Gesundheit

Top-Experte – angepasste Impfstoffe schützen kaum

Nach BA.5 werden die neuen Varianten die Corona-Zahlen befeuern. Davor könnten selbst die bivalenten Impfstoffe nicht schützen, so Ulrich Elling.

Christine Scharfetter
Molekularbiologe Ulrich Elling ist skeptisch.
Molekularbiologe Ulrich Elling ist skeptisch.
APA / picturedesk.com

Seit dieser Woche ist auch der dritte bivalente Impfstoff gegen das Coronavirus in Österreich erhältlich. Dennoch könnten die an BA.1 und BA.5 angepassten Vakzine von Biontech/Pfizer und Moderna womöglich nicht vor einer starken Welle Ende des Jahres schützen: "Die Linien BA.2.75.2 und BQ1.1. können den Immunschutz stark, sehr stark umgehen – nach bisher vorliegenden Labordaten praktisch vollständig", warnt Molekularbiologe Ulrich Elling im Gespräch mit "Heute".

Deshalb müssen wir, so Elling, spätestens gegen Jahresende wieder mit einer stärkeren Welle rechnen – nachdem uns im Oktober aber erst einmal "die Zugabe von BA.5 erwartet".

"Die Linien BA.2.75.2 und BQ1.1. können den Immunschutz stark, sehr stark umgehen."

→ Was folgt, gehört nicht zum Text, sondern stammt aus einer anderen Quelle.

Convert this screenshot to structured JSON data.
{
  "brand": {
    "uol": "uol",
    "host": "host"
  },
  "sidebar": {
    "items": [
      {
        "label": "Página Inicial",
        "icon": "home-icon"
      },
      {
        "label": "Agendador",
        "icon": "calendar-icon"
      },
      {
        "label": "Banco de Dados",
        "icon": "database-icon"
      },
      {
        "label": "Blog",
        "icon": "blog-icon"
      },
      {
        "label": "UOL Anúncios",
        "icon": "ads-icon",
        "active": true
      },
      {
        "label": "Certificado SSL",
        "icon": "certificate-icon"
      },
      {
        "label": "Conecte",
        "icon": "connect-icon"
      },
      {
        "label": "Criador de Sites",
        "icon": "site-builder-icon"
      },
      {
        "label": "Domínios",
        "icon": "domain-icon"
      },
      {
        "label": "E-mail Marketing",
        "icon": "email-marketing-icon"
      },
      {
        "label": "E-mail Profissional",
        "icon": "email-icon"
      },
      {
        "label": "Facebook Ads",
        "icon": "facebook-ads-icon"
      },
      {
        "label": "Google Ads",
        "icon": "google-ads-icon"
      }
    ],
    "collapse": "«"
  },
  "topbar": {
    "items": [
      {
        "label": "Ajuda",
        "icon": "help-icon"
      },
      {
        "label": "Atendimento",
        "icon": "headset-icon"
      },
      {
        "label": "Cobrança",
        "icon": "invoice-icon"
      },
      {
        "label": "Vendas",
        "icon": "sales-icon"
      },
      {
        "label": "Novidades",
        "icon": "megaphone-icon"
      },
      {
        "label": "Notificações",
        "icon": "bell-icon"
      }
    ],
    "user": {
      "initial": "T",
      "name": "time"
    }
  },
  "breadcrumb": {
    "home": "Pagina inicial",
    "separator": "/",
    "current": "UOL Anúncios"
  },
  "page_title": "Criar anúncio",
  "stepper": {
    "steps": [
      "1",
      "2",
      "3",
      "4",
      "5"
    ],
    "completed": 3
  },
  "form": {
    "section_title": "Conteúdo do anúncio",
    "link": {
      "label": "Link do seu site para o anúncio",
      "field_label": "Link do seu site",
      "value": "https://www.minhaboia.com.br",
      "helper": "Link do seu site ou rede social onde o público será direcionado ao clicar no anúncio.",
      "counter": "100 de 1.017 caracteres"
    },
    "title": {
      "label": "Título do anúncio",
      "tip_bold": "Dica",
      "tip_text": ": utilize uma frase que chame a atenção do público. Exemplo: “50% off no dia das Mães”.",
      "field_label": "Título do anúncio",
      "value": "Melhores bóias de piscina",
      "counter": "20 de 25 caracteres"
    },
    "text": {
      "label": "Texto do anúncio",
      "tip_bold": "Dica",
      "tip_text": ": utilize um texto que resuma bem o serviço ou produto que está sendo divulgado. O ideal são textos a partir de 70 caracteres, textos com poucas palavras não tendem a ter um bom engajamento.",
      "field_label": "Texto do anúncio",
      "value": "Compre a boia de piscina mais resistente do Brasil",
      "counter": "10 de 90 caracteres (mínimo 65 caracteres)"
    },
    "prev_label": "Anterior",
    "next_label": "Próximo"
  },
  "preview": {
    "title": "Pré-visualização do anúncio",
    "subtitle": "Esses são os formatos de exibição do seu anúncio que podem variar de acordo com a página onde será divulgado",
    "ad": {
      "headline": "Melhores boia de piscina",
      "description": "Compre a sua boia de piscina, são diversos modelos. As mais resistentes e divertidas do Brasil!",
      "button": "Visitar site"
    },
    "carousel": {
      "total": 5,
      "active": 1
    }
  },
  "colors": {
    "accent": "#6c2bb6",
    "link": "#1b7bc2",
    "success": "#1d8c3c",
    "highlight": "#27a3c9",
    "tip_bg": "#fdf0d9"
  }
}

"Die bisher vorliegenden Labordaten zeigen, dass Personen die geimpft waren und eine BA.5-Infektion durchgemacht hatten, die Varianten mit ihren Antikörpern nicht neutralisieren konnten. Und wenn das BA.5-Genesene nicht können, dann wird das wahrscheinlich bei Geimpften auch so sein", erklärt Elling.

Die Achillesferse des Coronavirus

Man müsse daher davon ausgehen, dass man selbst mit einer Impfung "und zwar in diesem Fall auch mit den angepassten Impfstoffen, wahrscheinlich kaum vor einer Infektion mit diesen Varianten geschützt ist." Allerdings weist der Forscher vom Institut für Molekulare Biotechnologie (IMBA) der Akademie der Wissenschaften (ÖAW) auch darauf hin, dass es sich dabei nur um Labordaten handle. "Da muss man noch vorsichtig sein, was anderes haben wir im Moment noch nicht."

"Selbst mit einer Impfung und zwar in diesem Fall auch mit den angepassten Impfstoffen, ist man wahrscheinlich kaum vor einer Infektion mit diesen Varianten geschützt."

Der Grund dafür ist laut dem Wissenschaftler die Position 346 des Coronavirus. Bisher seien die Mutationen in den verschiedenen Varianten immer wieder in den gleichen Positionen aufgetaucht. Damit gab es noch Regionen, wo bisher keine Mutationen entstanden waren und deswegen die letzten neutralisierenden Antikörper noch binden konnten. Doch das sei inzwischen anders: "Jetzt entstehen in ganz, ganz vielen Varianten an eben diesen Positionen - wie der berühmten 346 - Mutationen."

Eine solche Zusatzmutation in 346 weise nun nicht nur die BA.5-Unterlinie, die mittlerweile 10 bis 20 Prozent des Infektionsgeschehens in Österreich ausmache, sondern auch die Varianten BA.2.75.2 und BQ1.1 auf.

Hohe Infektionsrate, keine schweren Lungenschäden

Was uns zumindest einen Vorteil verschaffe, sei die eingetroffene Erwartung, dass es sich um Weiterentwicklungen aus BA.2 und BA.5 handle. "Sie sind in ihrer Pathogenität klassische Omikron-Linien, das heißt, diese schwere Schädigung der Lunge ist bei beiden Linien nicht zu erwarten. Sie besitzen auch nicht die Mutation, die dafür typisch wäre." Damit werde die Krankheitslast so bleiben, wie sie derzeit ist.